H. Delorme et V. Le Lann ont rencontré M. Carra le 20 novembre 2012 en compagnie de Mme Basset, adjointe aux monuments et aux recherches historiques. Né à Auxerre et ancien inspecteur principal des impôts, il habite depuis 25 ans Brienon où son épouse exerce la profession de médecin. Son premier mandat municipal commence en 2001. En 2004, lors des élections provoquées par la défusion avec la commune de Paroy, la liste sans étiquette qu’il présente avec Mme Basset est élue en totalité au premier tour. M. Carra cesse alors son activité professionnelle et se consacre à plein temps à son activité de maire. En 2008, la liste municipale sortante repasse et M. Carra est élu conseiller général comme non inscrit.

 

1 – Pourquoi porter attention au patrimoine ?

Deux caractéristiques de Brienon motivent l’attention que la mairie porte au patrimoine. L’importance et la qualité du patrimoine bâti d’abord. Brienon compte 2 monuments classés (la collégiale Saint Loup et le lavoir de la Poterne) et plusieurs immeubles non classés remarquables (la mairie et son théâtre “perché”, le château Saint Loup qui abrite aujourd’hui les Petits Chanteurs à la Croix de Bois, l’église de Bligny). Entretenu jusqu’au XIX° siècle, ce patrimoine a été laissé dans un complet abandon au XX°, accompagnant et consolidant l’évolution duale de la population de Brienon, écartelée entre une minorité de familles aisées et une majorité de familles très pauvres, dont une part élevée de “quart monde”.

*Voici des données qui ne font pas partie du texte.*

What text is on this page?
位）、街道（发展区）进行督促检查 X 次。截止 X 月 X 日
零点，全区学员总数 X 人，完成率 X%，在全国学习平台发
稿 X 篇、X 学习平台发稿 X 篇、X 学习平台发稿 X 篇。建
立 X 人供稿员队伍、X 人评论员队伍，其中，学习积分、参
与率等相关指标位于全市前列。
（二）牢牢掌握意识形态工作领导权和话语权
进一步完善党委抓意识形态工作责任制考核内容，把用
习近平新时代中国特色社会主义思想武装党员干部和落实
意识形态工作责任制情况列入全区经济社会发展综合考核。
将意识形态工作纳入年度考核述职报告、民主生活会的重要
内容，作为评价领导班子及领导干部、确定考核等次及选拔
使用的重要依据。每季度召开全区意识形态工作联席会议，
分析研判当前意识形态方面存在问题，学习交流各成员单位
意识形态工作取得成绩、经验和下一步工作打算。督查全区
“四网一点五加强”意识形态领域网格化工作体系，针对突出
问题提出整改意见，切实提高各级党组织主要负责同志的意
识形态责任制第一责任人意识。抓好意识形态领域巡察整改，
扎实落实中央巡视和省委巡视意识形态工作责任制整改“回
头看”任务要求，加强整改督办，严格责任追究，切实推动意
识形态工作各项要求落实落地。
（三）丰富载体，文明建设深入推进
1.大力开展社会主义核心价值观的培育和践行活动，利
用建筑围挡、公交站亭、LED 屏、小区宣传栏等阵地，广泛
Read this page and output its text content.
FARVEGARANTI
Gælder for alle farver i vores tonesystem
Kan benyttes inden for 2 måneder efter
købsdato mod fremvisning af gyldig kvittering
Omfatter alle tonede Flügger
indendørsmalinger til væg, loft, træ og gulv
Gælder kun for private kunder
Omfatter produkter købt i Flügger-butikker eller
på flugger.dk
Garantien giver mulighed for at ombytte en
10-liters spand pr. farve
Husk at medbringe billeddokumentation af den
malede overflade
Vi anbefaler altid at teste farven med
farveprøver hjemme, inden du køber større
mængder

L’idée a été de s’appuyer sur la restauration du patrimoine bâti pour rééquilibrer la structure sociologique de la ville. D’abord en fournissant du travail aux populations pauvres, au moyen des chantiers d’insertion. Ensuite, en améliorant l’attractivité de la cité pour les classes moyennes par la rénovation du cadre immobilier. Enfin, en redonnant de la vie à la commune par l’organisation d’expositions, de spectacles dans et autour des monuments restaurés.

Outre ses retombées économiques, l’action patrimoniale a un impact humain fort car elle redonne fierté et sentiment d’identité aux habitants de Brienon. Pour la collégiale sont prévus à sa réouverture: dans les chapelles, un espace dédié à l’exposition des nombreux et riches objets d’art religieux ; des concerts mensuels gratuits des Petits Chanteurs à la Croix de Bois ; des animations sur la culture gothique pour les enfants. Dans la ville, des panneaux guident un circuit de visite des monuments, rendus coquets par un fleurissement approprié.

Le soutien des habitants de Brienon est facilité par le fait qu’ils n’ont pas à supporter de hausses des impôts locaux plus fortes que celles du coût de la vie. A vrai dire, ils ont hâte que la collégiale, fermée depuis la chute d’une pierre d’une croisée d’ogive en 2009, soit réouverte !

La politique patrimoniale est d’autant plus efficace qu’elle n’est pas isolée. La mairie soutient activement la création d’entreprises de services et de commerce en partageant les risques avec les entrepreneurs candidats à l’installation. Il faut citer les créations d’une blanchisserie industrielle, d’une déchèterie, d’une halte nautique, d’une entreprise de bricolage. Dans tous ces cas, les aides de la mairie au démarrage ont été remboursées. Si les aides au petit commerce n’ont pas eu le même succès, elles seront remboursées elles aussi.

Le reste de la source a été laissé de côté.